【完】きみは硝子のゼラニウム
「羽吹さんっ、さすがにそれはっ…私の仕事ですしっ」
思わず早口になる。自分でもわかるくらい必死な声。
だって、本当にそうだ。
助けてもらってばかりで、気づけば隣にいて、気づけば手を差し伸べられていて。いつかちゃんとお返ししなきゃいけないのに。
そっと鞄に手を伸ばして、返してもらおうとする。
けれど、ひょい、と。
羽吹さんはそれを背中側に隠してしまった。
「は、羽吹さんっ」
抗議の声を上げると、彼は少しだけ首を傾げる。
「苗字じゃなくて、俺の名前。尋って呼んだら返してあげる」
「…え、」
な、なんでそうなるの?
心の中で大混乱。目の前の彼は、少し意地悪そうに口角を上げて、ほら、と急かすみたいに私を見る。

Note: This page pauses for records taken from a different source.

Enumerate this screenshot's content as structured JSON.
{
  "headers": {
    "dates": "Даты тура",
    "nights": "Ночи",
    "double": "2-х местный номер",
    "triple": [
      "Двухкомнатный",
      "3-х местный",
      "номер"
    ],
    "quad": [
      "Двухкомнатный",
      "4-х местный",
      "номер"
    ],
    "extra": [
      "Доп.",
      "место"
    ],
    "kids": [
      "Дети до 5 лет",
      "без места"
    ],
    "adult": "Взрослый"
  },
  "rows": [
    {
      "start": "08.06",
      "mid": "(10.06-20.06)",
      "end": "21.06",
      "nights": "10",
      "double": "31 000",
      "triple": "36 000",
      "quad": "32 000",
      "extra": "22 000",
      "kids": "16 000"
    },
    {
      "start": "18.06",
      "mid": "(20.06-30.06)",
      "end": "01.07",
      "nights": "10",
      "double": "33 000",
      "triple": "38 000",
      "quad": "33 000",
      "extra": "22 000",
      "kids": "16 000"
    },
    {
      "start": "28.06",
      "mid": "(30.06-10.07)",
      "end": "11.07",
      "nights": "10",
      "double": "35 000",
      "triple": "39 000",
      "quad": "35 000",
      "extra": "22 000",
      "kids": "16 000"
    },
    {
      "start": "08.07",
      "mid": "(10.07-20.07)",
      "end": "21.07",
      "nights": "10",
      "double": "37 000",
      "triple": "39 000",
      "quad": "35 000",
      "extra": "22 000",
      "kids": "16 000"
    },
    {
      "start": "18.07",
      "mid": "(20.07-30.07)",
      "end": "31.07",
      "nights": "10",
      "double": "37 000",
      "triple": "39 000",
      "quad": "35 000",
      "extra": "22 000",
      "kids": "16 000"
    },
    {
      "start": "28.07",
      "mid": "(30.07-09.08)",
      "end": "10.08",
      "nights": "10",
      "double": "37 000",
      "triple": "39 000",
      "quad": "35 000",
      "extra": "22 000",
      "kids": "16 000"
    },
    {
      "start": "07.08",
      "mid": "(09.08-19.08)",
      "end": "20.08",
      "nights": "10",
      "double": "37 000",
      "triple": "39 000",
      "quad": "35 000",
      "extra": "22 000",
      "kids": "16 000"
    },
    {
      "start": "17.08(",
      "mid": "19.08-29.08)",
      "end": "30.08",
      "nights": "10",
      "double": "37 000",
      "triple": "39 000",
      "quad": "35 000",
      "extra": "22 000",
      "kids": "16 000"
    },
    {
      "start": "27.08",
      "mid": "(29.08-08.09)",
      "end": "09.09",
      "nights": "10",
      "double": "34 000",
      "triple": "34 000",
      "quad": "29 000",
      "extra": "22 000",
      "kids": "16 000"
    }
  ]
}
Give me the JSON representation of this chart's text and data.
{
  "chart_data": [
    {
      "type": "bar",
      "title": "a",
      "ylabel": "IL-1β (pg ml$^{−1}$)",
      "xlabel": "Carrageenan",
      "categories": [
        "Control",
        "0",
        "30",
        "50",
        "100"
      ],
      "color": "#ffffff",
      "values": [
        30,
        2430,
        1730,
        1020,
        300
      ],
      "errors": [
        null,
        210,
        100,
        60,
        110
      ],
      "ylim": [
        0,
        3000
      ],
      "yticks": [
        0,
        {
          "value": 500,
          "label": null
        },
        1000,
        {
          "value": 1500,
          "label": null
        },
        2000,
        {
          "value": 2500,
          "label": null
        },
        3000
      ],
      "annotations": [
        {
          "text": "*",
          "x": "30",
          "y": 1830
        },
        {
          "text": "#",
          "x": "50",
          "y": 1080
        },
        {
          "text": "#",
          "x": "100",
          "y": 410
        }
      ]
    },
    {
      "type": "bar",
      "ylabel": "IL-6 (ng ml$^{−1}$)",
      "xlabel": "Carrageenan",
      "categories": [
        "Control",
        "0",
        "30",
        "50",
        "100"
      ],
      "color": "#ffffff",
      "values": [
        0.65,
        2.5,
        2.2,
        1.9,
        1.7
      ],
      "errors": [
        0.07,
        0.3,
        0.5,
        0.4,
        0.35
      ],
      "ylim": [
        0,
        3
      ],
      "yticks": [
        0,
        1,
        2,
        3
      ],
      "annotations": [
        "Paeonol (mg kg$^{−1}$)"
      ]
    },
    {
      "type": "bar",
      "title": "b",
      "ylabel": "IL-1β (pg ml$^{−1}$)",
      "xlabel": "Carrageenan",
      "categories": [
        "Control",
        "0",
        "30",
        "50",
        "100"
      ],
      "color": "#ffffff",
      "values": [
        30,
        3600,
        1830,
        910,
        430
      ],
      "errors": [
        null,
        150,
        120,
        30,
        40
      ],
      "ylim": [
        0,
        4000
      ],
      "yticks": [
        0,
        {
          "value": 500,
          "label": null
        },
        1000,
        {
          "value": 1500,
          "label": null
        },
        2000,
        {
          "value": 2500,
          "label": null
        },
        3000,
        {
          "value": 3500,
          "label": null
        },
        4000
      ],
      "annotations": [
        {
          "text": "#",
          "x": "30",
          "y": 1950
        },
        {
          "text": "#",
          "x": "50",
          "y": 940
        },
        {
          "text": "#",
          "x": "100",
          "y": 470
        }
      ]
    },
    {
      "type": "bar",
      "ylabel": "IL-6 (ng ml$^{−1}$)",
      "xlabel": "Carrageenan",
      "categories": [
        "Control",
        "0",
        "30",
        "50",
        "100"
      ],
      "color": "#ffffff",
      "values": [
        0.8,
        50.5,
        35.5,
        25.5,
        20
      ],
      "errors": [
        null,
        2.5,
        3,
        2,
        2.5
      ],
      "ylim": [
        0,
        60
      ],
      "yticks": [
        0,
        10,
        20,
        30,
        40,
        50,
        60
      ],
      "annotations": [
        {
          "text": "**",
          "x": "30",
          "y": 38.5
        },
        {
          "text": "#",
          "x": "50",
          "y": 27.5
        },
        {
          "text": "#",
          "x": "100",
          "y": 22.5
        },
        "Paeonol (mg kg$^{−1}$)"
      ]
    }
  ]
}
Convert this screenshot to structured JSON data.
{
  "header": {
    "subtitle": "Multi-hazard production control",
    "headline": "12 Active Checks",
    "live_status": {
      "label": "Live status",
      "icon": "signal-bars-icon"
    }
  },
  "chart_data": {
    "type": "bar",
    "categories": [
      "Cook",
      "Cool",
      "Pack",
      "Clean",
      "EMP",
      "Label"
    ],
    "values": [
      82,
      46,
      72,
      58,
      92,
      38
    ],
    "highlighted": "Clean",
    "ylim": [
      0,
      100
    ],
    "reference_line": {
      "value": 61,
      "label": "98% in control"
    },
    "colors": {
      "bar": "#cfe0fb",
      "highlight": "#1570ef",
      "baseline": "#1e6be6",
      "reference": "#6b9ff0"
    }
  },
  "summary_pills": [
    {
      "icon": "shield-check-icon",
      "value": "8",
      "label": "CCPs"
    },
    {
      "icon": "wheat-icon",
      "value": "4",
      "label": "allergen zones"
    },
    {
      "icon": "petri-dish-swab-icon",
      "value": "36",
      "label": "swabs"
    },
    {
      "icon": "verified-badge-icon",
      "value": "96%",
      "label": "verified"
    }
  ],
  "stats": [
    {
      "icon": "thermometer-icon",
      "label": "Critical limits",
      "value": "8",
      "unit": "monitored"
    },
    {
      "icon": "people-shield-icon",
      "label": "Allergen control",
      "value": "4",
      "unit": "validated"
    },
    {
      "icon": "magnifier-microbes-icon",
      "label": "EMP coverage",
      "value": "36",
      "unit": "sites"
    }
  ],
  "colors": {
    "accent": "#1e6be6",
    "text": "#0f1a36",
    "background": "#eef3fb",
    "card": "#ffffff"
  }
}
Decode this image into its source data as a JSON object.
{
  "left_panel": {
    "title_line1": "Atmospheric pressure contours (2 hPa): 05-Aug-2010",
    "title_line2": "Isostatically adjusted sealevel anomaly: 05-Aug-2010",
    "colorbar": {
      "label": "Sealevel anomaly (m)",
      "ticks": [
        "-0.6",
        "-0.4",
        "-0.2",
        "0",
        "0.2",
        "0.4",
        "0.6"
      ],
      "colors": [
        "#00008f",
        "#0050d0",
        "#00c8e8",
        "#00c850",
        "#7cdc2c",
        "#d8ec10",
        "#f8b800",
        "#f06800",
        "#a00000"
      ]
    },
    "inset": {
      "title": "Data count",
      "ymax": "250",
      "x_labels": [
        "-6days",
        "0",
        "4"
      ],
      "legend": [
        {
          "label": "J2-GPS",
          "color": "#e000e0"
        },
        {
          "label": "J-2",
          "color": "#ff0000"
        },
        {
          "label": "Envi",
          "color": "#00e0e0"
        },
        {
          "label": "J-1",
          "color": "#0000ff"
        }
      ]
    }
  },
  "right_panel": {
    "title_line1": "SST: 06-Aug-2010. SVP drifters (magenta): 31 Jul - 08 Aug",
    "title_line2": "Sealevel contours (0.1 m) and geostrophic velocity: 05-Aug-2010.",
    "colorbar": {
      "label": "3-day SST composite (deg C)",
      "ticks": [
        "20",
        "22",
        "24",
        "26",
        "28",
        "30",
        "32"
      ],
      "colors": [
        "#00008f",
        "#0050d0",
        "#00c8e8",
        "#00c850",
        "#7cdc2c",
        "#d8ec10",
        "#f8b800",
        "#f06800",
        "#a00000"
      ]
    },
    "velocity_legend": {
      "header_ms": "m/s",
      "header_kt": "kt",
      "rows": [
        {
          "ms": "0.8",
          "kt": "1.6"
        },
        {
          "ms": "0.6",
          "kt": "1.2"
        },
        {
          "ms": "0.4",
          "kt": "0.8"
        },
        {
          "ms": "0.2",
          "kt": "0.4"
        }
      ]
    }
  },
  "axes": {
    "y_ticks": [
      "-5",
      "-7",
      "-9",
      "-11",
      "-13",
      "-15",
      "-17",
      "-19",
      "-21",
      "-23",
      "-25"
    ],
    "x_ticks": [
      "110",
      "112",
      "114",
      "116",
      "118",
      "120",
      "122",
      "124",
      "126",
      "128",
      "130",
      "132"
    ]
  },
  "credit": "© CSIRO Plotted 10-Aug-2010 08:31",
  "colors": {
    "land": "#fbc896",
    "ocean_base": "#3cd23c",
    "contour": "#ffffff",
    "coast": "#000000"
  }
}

ずるい。その顔。余裕たっぷりで、絶対困ってる私を楽しんでる。
「そ、そんなこと急に言われても…」
だって、無理。今まで、男の子とまともに関わったことなんてほとんどない私にとって、“名前で呼ぶ”なんて、ハードルが高すぎる。しかも本人を前にして。しかもこんな至近距離で。しかもこんなに目、合ってる状態で。
臓がうるさい。耳まで熱いのがわかる。